1.2 Start VDMS Server

docker run -d --name="vdms-vector-db" -p 55555:55555 intellabs/vdms:latest

1.3 Setup Environment Variables

export http_proxy=${your_http_proxy}
export https_proxy=${your_http_proxy}
export host_ip=$(hostname -I | awk '{print $1}')
export VDMS_HOST=${host_ip}
export VDMS_PORT=55555
export INDEX_NAME="rag-vdms"
export your_hf_api_token="{your_hf_token}"
export PYTHONPATH=${path_to_comps}

1.4 Start Data Preparation Microservice for VDMS with Python Script

Start document preparation microservice for VDMS with below command.

python ingest_videos.py

🚀2. Start Microservice with Docker (Option 2)

2.1 Start VDMS Server

docker run -d --name="vdms-vector-db" -p 55555:55555 intellabs/vdms:latest

2.1 Setup Environment Variables

export http_proxy=${your_http_proxy}
export https_proxy=${your_http_proxy}
export host_ip=$(hostname -I | awk '{print $1}')
export VDMS_HOST=${host_ip}
export VDMS_PORT=55555
export INDEX_NAME="rag-vdms"
export your_hf_api_token="{your_hf_token}"

2.3 Build Docker Image

  • Build docker image

    cd ../../../
    docker build -t opea/dataprep-vdms:latest --network host --build-arg https_proxy=$https_proxy --build-arg http_proxy=$http_proxy -f comps/dataprep/vdms/multimodal_langchain/Dockerfile .
    

2.4 Run Docker Compose

docker compose -f comps/dataprep/vdms/multimodal_langchain/docker-compose-dataprep-vdms.yaml up -d

🚀3. Status Microservice

docker container logs -f dataprep-vdms-server

🚀4. Consume Microservice

Once data preparation microservice for VDMS is started, user can use below command to invoke the microservice to convert the videos to embedding and save to the database.

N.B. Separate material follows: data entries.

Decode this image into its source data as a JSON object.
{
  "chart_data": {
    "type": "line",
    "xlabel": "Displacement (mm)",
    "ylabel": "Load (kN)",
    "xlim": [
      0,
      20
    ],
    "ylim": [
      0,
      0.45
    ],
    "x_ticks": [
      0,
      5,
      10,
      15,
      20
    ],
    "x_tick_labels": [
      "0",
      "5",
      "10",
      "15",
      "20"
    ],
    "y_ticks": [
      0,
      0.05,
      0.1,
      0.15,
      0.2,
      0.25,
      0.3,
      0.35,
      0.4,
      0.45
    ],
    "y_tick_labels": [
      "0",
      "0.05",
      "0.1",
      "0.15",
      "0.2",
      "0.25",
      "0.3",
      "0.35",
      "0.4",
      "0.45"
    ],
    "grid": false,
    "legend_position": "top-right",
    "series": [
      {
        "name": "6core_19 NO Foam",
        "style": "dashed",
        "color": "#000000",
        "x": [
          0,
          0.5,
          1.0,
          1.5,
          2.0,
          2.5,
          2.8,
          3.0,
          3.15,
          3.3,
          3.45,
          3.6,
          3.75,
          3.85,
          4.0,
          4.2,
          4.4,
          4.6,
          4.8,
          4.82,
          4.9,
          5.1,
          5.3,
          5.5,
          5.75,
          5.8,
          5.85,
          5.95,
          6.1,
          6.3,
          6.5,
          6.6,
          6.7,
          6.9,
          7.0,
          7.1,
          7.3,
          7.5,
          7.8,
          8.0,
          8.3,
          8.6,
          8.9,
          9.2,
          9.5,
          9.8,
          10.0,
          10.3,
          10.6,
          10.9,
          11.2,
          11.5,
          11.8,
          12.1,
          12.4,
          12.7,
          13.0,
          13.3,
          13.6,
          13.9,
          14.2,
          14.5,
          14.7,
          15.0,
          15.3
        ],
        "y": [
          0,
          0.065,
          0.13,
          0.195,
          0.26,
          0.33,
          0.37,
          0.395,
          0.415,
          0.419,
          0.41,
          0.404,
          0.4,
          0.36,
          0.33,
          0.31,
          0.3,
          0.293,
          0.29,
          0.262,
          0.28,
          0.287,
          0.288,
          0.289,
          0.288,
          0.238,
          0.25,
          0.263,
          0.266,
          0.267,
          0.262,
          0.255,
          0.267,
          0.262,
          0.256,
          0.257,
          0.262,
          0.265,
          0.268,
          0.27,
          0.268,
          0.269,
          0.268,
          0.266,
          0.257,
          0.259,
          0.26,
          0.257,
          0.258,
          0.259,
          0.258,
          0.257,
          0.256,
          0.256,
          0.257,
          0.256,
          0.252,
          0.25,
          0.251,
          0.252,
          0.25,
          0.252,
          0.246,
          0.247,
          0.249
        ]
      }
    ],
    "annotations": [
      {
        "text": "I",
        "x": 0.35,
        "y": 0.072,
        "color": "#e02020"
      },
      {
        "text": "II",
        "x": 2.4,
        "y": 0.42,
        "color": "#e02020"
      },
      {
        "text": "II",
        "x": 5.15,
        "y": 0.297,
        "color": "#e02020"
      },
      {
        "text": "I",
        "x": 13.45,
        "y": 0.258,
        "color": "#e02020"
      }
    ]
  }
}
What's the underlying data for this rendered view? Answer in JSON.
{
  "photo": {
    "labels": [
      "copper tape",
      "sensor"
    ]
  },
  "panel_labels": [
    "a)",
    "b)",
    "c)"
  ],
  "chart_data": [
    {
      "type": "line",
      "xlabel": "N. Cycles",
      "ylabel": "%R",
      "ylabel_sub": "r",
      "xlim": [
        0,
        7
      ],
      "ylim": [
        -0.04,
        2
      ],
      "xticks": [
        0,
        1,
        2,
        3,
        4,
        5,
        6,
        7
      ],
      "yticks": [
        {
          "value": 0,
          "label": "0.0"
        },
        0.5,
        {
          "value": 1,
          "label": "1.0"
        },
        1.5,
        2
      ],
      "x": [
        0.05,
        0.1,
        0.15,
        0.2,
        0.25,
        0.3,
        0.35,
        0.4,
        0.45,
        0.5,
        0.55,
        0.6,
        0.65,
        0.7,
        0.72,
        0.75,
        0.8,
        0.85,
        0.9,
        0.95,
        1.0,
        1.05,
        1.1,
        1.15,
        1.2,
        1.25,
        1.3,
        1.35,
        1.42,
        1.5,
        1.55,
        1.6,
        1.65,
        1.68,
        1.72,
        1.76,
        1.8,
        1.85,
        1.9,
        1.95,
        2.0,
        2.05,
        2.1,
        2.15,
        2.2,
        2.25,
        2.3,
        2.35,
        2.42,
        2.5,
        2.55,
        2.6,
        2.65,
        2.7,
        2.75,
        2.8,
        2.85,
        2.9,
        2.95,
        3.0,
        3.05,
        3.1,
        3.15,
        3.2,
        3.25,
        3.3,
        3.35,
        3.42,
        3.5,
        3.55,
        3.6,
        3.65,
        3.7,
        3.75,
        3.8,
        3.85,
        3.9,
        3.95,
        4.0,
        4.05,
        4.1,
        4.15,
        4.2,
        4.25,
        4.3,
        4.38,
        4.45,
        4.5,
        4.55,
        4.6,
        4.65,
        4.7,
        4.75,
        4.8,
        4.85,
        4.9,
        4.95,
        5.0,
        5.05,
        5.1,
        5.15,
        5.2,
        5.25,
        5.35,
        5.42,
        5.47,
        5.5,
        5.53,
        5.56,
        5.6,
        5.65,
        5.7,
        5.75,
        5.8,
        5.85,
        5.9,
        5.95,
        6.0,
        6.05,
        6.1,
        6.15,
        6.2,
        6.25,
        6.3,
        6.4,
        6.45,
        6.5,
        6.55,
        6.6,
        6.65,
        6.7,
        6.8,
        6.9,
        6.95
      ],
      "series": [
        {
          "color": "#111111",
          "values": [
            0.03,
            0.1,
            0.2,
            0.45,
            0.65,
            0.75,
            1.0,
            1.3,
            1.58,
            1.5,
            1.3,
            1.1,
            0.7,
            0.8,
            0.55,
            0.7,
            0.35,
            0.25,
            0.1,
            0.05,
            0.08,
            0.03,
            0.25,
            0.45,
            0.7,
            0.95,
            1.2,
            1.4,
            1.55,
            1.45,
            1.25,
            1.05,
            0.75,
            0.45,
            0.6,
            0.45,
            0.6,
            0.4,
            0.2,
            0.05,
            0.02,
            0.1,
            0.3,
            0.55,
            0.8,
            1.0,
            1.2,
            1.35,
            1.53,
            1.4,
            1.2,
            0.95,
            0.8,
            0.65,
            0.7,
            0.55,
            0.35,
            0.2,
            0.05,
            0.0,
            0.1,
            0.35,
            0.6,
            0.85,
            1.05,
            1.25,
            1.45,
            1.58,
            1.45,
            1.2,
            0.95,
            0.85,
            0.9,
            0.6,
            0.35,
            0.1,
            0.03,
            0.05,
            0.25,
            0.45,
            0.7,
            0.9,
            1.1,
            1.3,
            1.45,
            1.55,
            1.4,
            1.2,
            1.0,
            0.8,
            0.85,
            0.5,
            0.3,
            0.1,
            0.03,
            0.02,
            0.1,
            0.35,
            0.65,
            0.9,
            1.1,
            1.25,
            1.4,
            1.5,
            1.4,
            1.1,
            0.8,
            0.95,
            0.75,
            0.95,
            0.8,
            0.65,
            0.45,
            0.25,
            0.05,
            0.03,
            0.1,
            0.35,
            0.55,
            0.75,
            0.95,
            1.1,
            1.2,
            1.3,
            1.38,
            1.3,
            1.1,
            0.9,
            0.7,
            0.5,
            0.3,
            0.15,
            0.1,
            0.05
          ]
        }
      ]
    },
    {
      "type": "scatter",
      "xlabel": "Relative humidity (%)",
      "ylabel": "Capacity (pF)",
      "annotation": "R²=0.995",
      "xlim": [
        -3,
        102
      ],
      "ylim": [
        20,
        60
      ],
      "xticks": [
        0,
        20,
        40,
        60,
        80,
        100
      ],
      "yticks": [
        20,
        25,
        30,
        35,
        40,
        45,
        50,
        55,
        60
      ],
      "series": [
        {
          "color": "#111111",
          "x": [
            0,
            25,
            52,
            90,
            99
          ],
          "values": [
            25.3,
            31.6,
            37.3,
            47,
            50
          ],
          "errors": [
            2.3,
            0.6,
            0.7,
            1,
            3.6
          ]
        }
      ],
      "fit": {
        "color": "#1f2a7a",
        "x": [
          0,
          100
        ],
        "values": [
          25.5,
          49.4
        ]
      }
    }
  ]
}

Make sure the file path after files=@ is correct.

  • Single file upload

    curl -X POST \
         -H "Content-Type: multipart/form-data" \
         -F "files=@./file1.mp4" \
         http://localhost:6007/v1/dataprep
    
  • Multiple file upload

    curl -X POST \
         -H "Content-Type: multipart/form-data" \
         -F "files=@./file1.mp4" \
         -F "files=@./file2.mp4" \
         -F "files=@./file3.mp4" \
         http://localhost:6007/v1/dataprep
    
  • List of uploaded files

    curl -X GET http://localhost:6007/v1/dataprep/get_videos
    
  • Download uploaded files

    Use the file name from the list

    curl -X GET http://localhost:6007/v1/dataprep/get_file/${filename}